For a while, you became more aggressive with your biting and your need for me to bite you. I remember when we first met you didn’t like it at all. I’d often bite your lips a little when we kissed and you’d always yelp and tell me to stop. I think one time you said, “I’m not a dog!”

Then, in our fifth year, when we were having sex, you’d sometimes arch your neck and pull my face into it. I couldn’t figure out if this was because you were fantasizing about some kind of sexy movie vampire or if you were really into the feeling of it. I didn’t close my jaw, I just pressed my teeth against your skin.

When you bit me, you closed your jaw. One time, it was such a hard pinch on my neck that my hands flew up and pushed you away. I swore and turned over. It felt like you did it on purpose and I was trying not to get mad.

You touched me on the back softly and whispered, “Are you still hard?”


In the morning, we were making breakfast and coffee as we waited for your brother to wake up. He was staying with us for a few days, visiting us from Denver, where he had just moved. You were wearing new jeans and a white T-shirt. I liked it when you wore a black bra under a white shirt. There is something assertive but coquettish about that look, like a woman undressing in her tenth-floor hotel room with the curtains open.

I rubbed the rim of my empty coffee cup on your ass cheek. “Let me get some of this ass in my coffee,” I said with a perverted sneer. I was like a bartender salting a margarita glass. You were bent over, putting biscuits in the oven, moving your hips in circles like a tease.

“Do you want honey in your biscuits?” you asked.

“I like your pants,” I said.

When your brother came out ten minutes later, he asked if we had anything he could put in his coffee.

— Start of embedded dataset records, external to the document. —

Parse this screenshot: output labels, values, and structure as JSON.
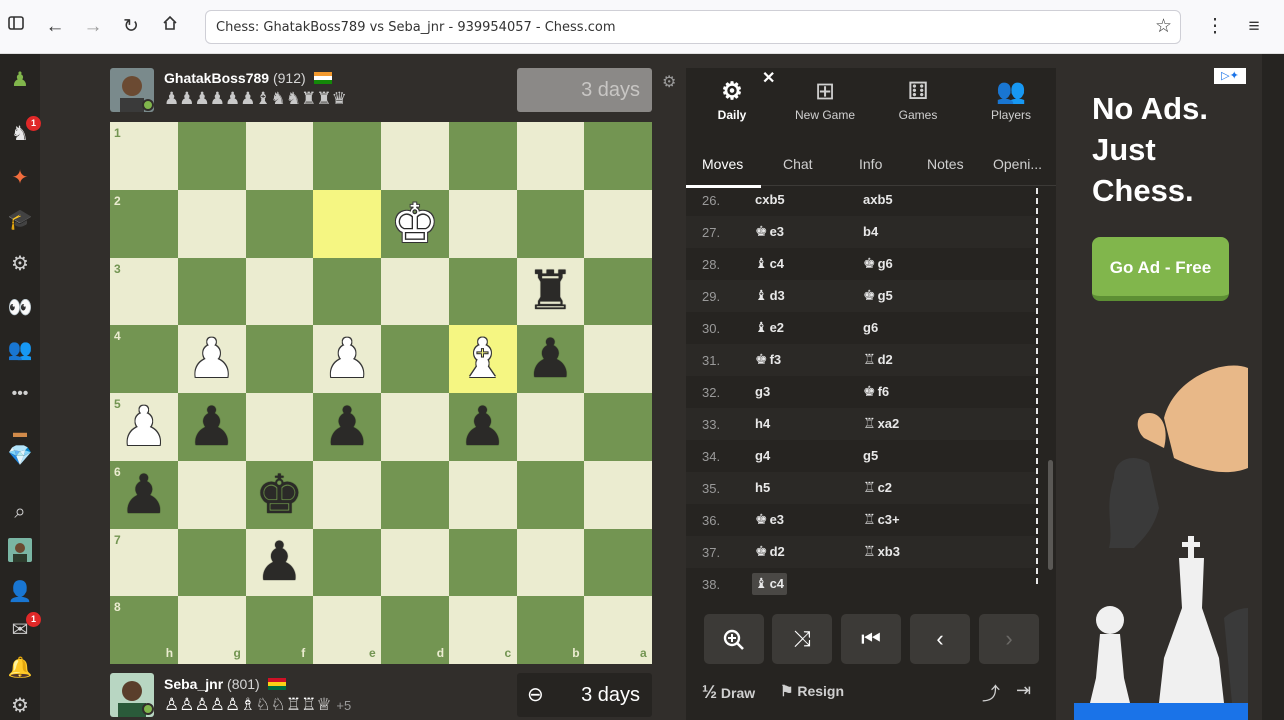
{
  "browser": {
    "url_title": "Chess: GhatakBoss789 vs Seba_jnr - 939954057 - Chess.com",
    "icons": [
      "sidebar-icon",
      "back-icon",
      "forward-icon",
      "reload-icon",
      "home-icon",
      "bookmark-star-icon",
      "kebab-menu-icon",
      "hamburger-menu-icon"
    ]
  },
  "nav": {
    "badges": {
      "learn": "1",
      "messages": "1"
    },
    "more_label": "•••"
  },
  "top_player": {
    "name": "GhatakBoss789",
    "rating": "(912)",
    "captured": "♟♟♟♟♟♟♝♞♞♜♜♛",
    "clock": "3 days"
  },
  "bottom_player": {
    "name": "Seba_jnr",
    "rating": "(801)",
    "captured": "♙♙♙♙♙♗♘♘♖♖♕",
    "captured_extra": "+5",
    "clock": "3 days"
  },
  "board": {
    "ranks": [
      "1",
      "2",
      "3",
      "4",
      "5",
      "6",
      "7",
      "8"
    ],
    "files": [
      "h",
      "g",
      "f",
      "e",
      "d",
      "c",
      "b",
      "a"
    ],
    "light": "#ebecd0",
    "dark": "#739552",
    "highlight_light": "#f5f682",
    "highlight_dark": "#b9ca43"
  },
  "panel": {
    "nav": [
      {
        "label": "Daily",
        "icon": "gear-icon"
      },
      {
        "label": "New Game",
        "icon": "plus-icon"
      },
      {
        "label": "Games",
        "icon": "dice-icon"
      },
      {
        "label": "Players",
        "icon": "people-icon"
      }
    ],
    "close": "✕",
    "tabs": [
      "Moves",
      "Chat",
      "Info",
      "Notes",
      "Openi..."
    ],
    "moves": [
      {
        "n": "26.",
        "wf": "",
        "w": "cxb5",
        "bf": "",
        "b": "axb5"
      },
      {
        "n": "27.",
        "wf": "♚",
        "w": "e3",
        "bf": "",
        "b": "b4"
      },
      {
        "n": "28.",
        "wf": "♝",
        "w": "c4",
        "bf": "♚",
        "b": "g6"
      },
      {
        "n": "29.",
        "wf": "♝",
        "w": "d3",
        "bf": "♚",
        "b": "g5"
      },
      {
        "n": "30.",
        "wf": "♝",
        "w": "e2",
        "bf": "",
        "b": "g6"
      },
      {
        "n": "31.",
        "wf": "♚",
        "w": "f3",
        "bf": "♖",
        "b": "d2"
      },
      {
        "n": "32.",
        "wf": "",
        "w": "g3",
        "bf": "♚",
        "b": "f6"
      },
      {
        "n": "33.",
        "wf": "",
        "w": "h4",
        "bf": "♖",
        "b": "xa2"
      },
      {
        "n": "34.",
        "wf": "",
        "w": "g4",
        "bf": "",
        "b": "g5"
      },
      {
        "n": "35.",
        "wf": "",
        "w": "h5",
        "bf": "♖",
        "b": "c2"
      },
      {
        "n": "36.",
        "wf": "♚",
        "w": "e3",
        "bf": "♖",
        "b": "c3+"
      },
      {
        "n": "37.",
        "wf": "♚",
        "w": "d2",
        "bf": "♖",
        "b": "xb3"
      },
      {
        "n": "38.",
        "wf": "♝",
        "w": "c4",
        "bf": "",
        "b": ""
      }
    ],
    "draw_label": "Draw",
    "draw_prefix": "½",
    "resign_label": "Resign"
  },
  "ad": {
    "title": "No Ads. Just Chess.",
    "button": "Go Ad - Free"
  }
}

“You want cream?” I asked him.

“You got honey?” he asked. He was smiling and rubbing the sleep from his eyes. I felt his focus scanning between you and me. You were making eggs next to me as I poured the cream. “I like your pants,” he said to one of us.

We said “thanks” at the same time. Then a few moments of silence.


We were out at a local club where a new band was playing. The bass player of the band was a famous young actor, so there were a lot of young women dressed their sexiest. Most of them stood near his side of the stage. People were jumping up and down all around us. The drum sounds bounced against the chugging guitars. “I’m being felt up by like twenty people,” you shouted in my ear, but you were smiling as we swayed with the crowd.

I felt badly for the lead singer. No one was looking at him. They all watched the famous bass player, who did nothing exciting and even had his back to the audience.